A responsive design adapts your website to the device being used to view it.
Thus a responsive design saves you time and money as you won’t have to pay for a separate design or spend hours updating multiple sites. It also saves you the trouble of having multiple URLs for the same page. This alone allows for more accurate reporting of web analytics as visits are not split between two versions of the same webpage.
2 . You’ll reach more customers.
The more devices a site is able to display correctly on, the wider range of potential customers can be reached.
A responsive design means the portal to your website no longer exists solely on a desktop computer. Since visitors are more likely to leave sites that prove too cumbersome to navigate on the device they’re using, an attractive site that allows for maximum functionality will provide a better user experience and have a positive impact on your bottom line. Visitors will spend more time on your site rather than leave.
3. Chances of delivering the information your visitors are searching for on your site will increase.
Responsive design anticipates what information visitors need based on the device being used. Then it determines what information to display or prioritize over others.
For example, it is more likely that someone accessing a restaurant’s website on a smartphone is looking for the address, hours of operation, or menu rather than the company history.
A responsive site will detect a mobile device and display location information and online menus more prominently. By considering what type of content should take priority over others, you can improve user experiences and enhance customer satisfaction by quickly delivering the most valuable information.
Responsive Design is more than Mobile Design
Responsive web design encompasses more than making sure your website looks great on an iPhone. It's about making sure the information you deliver to your audience is accessible to them in the ways they engage with you.
The easiest way to do this is to outline a basic set of standards for your website no matter what device visitors use to access it.
Google outlines three basic criteria for creating a website that is truly responsive:
1. Pages should be legible at any screen resolution
2. Mark up one set of content (in the CSS) and make it viewable on any device
3. Never show a horizontal scrollbar no matter how small the window size
These are the basics. Now let’s take a look at some specific things you can do to be certain your design is compatible across devices.

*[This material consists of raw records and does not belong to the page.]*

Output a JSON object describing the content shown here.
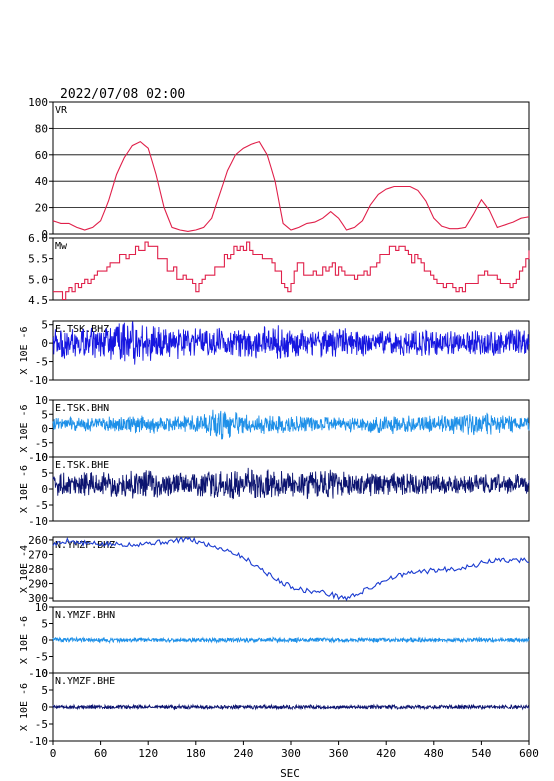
{
  "header": {
    "timestamp": "2022/07/08 02:00"
  },
  "x_axis": {
    "label": "SEC",
    "range": [
      0,
      600
    ],
    "ticks": [
      0,
      60,
      120,
      180,
      240,
      300,
      360,
      420,
      480,
      540,
      600
    ]
  },
  "chart_data": [
    {
      "type": "line",
      "name": "VR",
      "color": "#e0204a",
      "grid": true,
      "ylim": [
        0,
        100
      ],
      "yticks": [
        0,
        20,
        40,
        60,
        80,
        100
      ],
      "ylabel": "",
      "kind": "keypoints",
      "step": 5,
      "points": [
        [
          0,
          10
        ],
        [
          10,
          8
        ],
        [
          20,
          8
        ],
        [
          30,
          5
        ],
        [
          40,
          3
        ],
        [
          50,
          5
        ],
        [
          60,
          10
        ],
        [
          70,
          25
        ],
        [
          80,
          45
        ],
        [
          90,
          58
        ],
        [
          100,
          67
        ],
        [
          110,
          70
        ],
        [
          120,
          65
        ],
        [
          130,
          45
        ],
        [
          140,
          20
        ],
        [
          150,
          5
        ],
        [
          160,
          3
        ],
        [
          170,
          2
        ],
        [
          180,
          3
        ],
        [
          190,
          5
        ],
        [
          200,
          12
        ],
        [
          210,
          30
        ],
        [
          220,
          48
        ],
        [
          230,
          60
        ],
        [
          240,
          65
        ],
        [
          250,
          68
        ],
        [
          260,
          70
        ],
        [
          270,
          60
        ],
        [
          280,
          40
        ],
        [
          290,
          8
        ],
        [
          300,
          3
        ],
        [
          310,
          5
        ],
        [
          320,
          8
        ],
        [
          330,
          9
        ],
        [
          340,
          12
        ],
        [
          350,
          17
        ],
        [
          360,
          12
        ],
        [
          370,
          3
        ],
        [
          380,
          5
        ],
        [
          390,
          10
        ],
        [
          400,
          22
        ],
        [
          410,
          30
        ],
        [
          420,
          34
        ],
        [
          430,
          36
        ],
        [
          440,
          36
        ],
        [
          450,
          36
        ],
        [
          460,
          33
        ],
        [
          470,
          25
        ],
        [
          480,
          12
        ],
        [
          490,
          6
        ],
        [
          500,
          4
        ],
        [
          510,
          4
        ],
        [
          520,
          5
        ],
        [
          530,
          15
        ],
        [
          540,
          26
        ],
        [
          550,
          18
        ],
        [
          560,
          5
        ],
        [
          570,
          7
        ],
        [
          580,
          9
        ],
        [
          590,
          12
        ],
        [
          600,
          13
        ]
      ]
    },
    {
      "type": "line",
      "name": "Mw",
      "color": "#e0204a",
      "grid": false,
      "ylim": [
        4.5,
        6.0
      ],
      "yticks": [
        4.5,
        5.0,
        5.5,
        6.0
      ],
      "ylabel": "",
      "kind": "keypoints",
      "step": 4,
      "jitter": 0.08,
      "seed": 11,
      "points": [
        [
          0,
          4.8
        ],
        [
          15,
          4.6
        ],
        [
          30,
          4.9
        ],
        [
          45,
          5.0
        ],
        [
          60,
          5.2
        ],
        [
          75,
          5.4
        ],
        [
          90,
          5.6
        ],
        [
          105,
          5.8
        ],
        [
          120,
          5.75
        ],
        [
          135,
          5.6
        ],
        [
          150,
          5.2
        ],
        [
          165,
          5.0
        ],
        [
          180,
          4.8
        ],
        [
          195,
          5.1
        ],
        [
          210,
          5.4
        ],
        [
          225,
          5.7
        ],
        [
          240,
          5.8
        ],
        [
          255,
          5.7
        ],
        [
          270,
          5.5
        ],
        [
          285,
          5.2
        ],
        [
          295,
          4.6
        ],
        [
          305,
          5.4
        ],
        [
          320,
          5.2
        ],
        [
          335,
          5.1
        ],
        [
          350,
          5.3
        ],
        [
          365,
          5.2
        ],
        [
          380,
          5.0
        ],
        [
          395,
          5.1
        ],
        [
          410,
          5.5
        ],
        [
          425,
          5.8
        ],
        [
          440,
          5.7
        ],
        [
          455,
          5.5
        ],
        [
          470,
          5.3
        ],
        [
          485,
          5.0
        ],
        [
          500,
          4.8
        ],
        [
          515,
          4.7
        ],
        [
          530,
          5.0
        ],
        [
          545,
          5.2
        ],
        [
          560,
          5.0
        ],
        [
          575,
          4.8
        ],
        [
          590,
          5.2
        ],
        [
          600,
          5.6
        ]
      ]
    },
    {
      "type": "line",
      "name": "E.TSK.BHZ",
      "color": "#1616e0",
      "grid": false,
      "ylim": [
        -10,
        6
      ],
      "yticks": [
        -10,
        -5,
        0,
        5
      ],
      "ylabel": "X 10E -6",
      "kind": "wave",
      "step": 0.5,
      "seed": 21,
      "offset": 0,
      "envelope": [
        [
          0,
          4
        ],
        [
          60,
          4.5
        ],
        [
          100,
          6
        ],
        [
          140,
          5
        ],
        [
          160,
          4
        ],
        [
          240,
          4
        ],
        [
          280,
          5
        ],
        [
          300,
          3.5
        ],
        [
          360,
          4
        ],
        [
          400,
          3.5
        ],
        [
          480,
          3.5
        ],
        [
          540,
          3.5
        ],
        [
          600,
          4
        ]
      ]
    },
    {
      "type": "line",
      "name": "E.TSK.BHN",
      "color": "#1e90e8",
      "grid": false,
      "ylim": [
        -10,
        10
      ],
      "yticks": [
        -10,
        -5,
        0,
        5,
        10
      ],
      "ylabel": "X 10E -6",
      "kind": "wave",
      "step": 0.5,
      "seed": 33,
      "offset": 1.5,
      "envelope": [
        [
          0,
          2.5
        ],
        [
          60,
          2.5
        ],
        [
          120,
          3.5
        ],
        [
          150,
          2.5
        ],
        [
          190,
          4
        ],
        [
          210,
          6
        ],
        [
          240,
          3.5
        ],
        [
          300,
          3
        ],
        [
          360,
          2.5
        ],
        [
          420,
          3.5
        ],
        [
          480,
          3
        ],
        [
          540,
          4
        ],
        [
          600,
          3
        ]
      ]
    },
    {
      "type": "line",
      "name": "E.TSK.BHE",
      "color": "#0c1470",
      "grid": false,
      "ylim": [
        -10,
        10
      ],
      "yticks": [
        -10,
        -5,
        0,
        5,
        10
      ],
      "ylabel": "X 10E -6",
      "kind": "wave",
      "step": 0.5,
      "seed": 47,
      "offset": 1.5,
      "envelope": [
        [
          0,
          3.5
        ],
        [
          60,
          4
        ],
        [
          120,
          4.5
        ],
        [
          180,
          4
        ],
        [
          240,
          5
        ],
        [
          300,
          4
        ],
        [
          340,
          5
        ],
        [
          360,
          4
        ],
        [
          420,
          3.5
        ],
        [
          480,
          3
        ],
        [
          540,
          3
        ],
        [
          600,
          3.5
        ]
      ]
    },
    {
      "type": "line",
      "name": "N.YMZF.BHZ",
      "color": "#1a3bd0",
      "grid": false,
      "ylim": [
        -302,
        -258
      ],
      "yticks": [
        -260,
        -270,
        -280,
        -290,
        -300
      ],
      "yticklabels": [
        "260",
        "270",
        "280",
        "290",
        "300"
      ],
      "ylabel": "X 10E -4",
      "kind": "keypoints",
      "step": 2,
      "jitter": 0.4,
      "seed": 5,
      "points": [
        [
          0,
          -263
        ],
        [
          10,
          -262
        ],
        [
          20,
          -260
        ],
        [
          30,
          -262
        ],
        [
          60,
          -263
        ],
        [
          100,
          -263
        ],
        [
          150,
          -261
        ],
        [
          170,
          -259
        ],
        [
          180,
          -261
        ],
        [
          200,
          -264
        ],
        [
          220,
          -267
        ],
        [
          240,
          -272
        ],
        [
          260,
          -279
        ],
        [
          280,
          -287
        ],
        [
          300,
          -292
        ],
        [
          320,
          -295
        ],
        [
          340,
          -296
        ],
        [
          360,
          -299
        ],
        [
          370,
          -300
        ],
        [
          380,
          -298
        ],
        [
          400,
          -293
        ],
        [
          420,
          -287
        ],
        [
          440,
          -284
        ],
        [
          460,
          -282
        ],
        [
          480,
          -281
        ],
        [
          500,
          -280
        ],
        [
          530,
          -278
        ],
        [
          545,
          -275
        ],
        [
          560,
          -274
        ],
        [
          600,
          -274
        ]
      ]
    },
    {
      "type": "line",
      "name": "N.YMZF.BHN",
      "color": "#1e90e8",
      "grid": false,
      "ylim": [
        -10,
        10
      ],
      "yticks": [
        -10,
        -5,
        0,
        5,
        10
      ],
      "ylabel": "X 10E -6",
      "kind": "wave",
      "step": 0.5,
      "seed": 61,
      "offset": 0,
      "envelope": [
        [
          0,
          0.7
        ],
        [
          600,
          0.7
        ]
      ]
    },
    {
      "type": "line",
      "name": "N.YMZF.BHE",
      "color": "#0c1470",
      "grid": false,
      "ylim": [
        -10,
        10
      ],
      "yticks": [
        -10,
        -5,
        0,
        5,
        10
      ],
      "ylabel": "X 10E -6",
      "kind": "wave",
      "step": 0.5,
      "seed": 73,
      "offset": 0,
      "envelope": [
        [
          0,
          0.6
        ],
        [
          600,
          0.6
        ]
      ]
    }
  ]
}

How to make sure your design is truly responsive
To execute responsive design successfully, your website must have the following:
Media queries: Think of these as smart, magic beans that keep you from making multiple versions of the same website. They make it possible for a website to use different styles from stylesheets based on the window dimensions of a device.

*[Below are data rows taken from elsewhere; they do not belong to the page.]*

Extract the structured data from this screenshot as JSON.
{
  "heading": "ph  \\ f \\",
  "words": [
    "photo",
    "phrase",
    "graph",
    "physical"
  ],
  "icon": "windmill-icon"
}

Fluid Grids: These are the opposite of fixed grids, which were based on the old standard 960px system. Fluid grids are flexible and adapt to screen sizes both big and small. This means content in fluid grids adjusts to the screen. Columns are removed as the screen gets smaller and added as the screen gets bigger. This eliminates the need for horizontal scrollbars.
Flexible images: “max-width: 100%” These are the magic words that keep images from displaying outside of their containing element. Since your website will adjust by device, appropriately tagged images will adjust as well to keep things neat and proportionate.
Accessible Rich Media: Convert the Flash elements on your website to something more device friendly such as HTML5 or a similar programming language.
Make the Most of Your Website
Small and large businesses alike can not underestimate the importance of making sure that websites display correctly across devices. You've built an impressive website, now you need to make sure it maintains its appeal and functionality on any platform.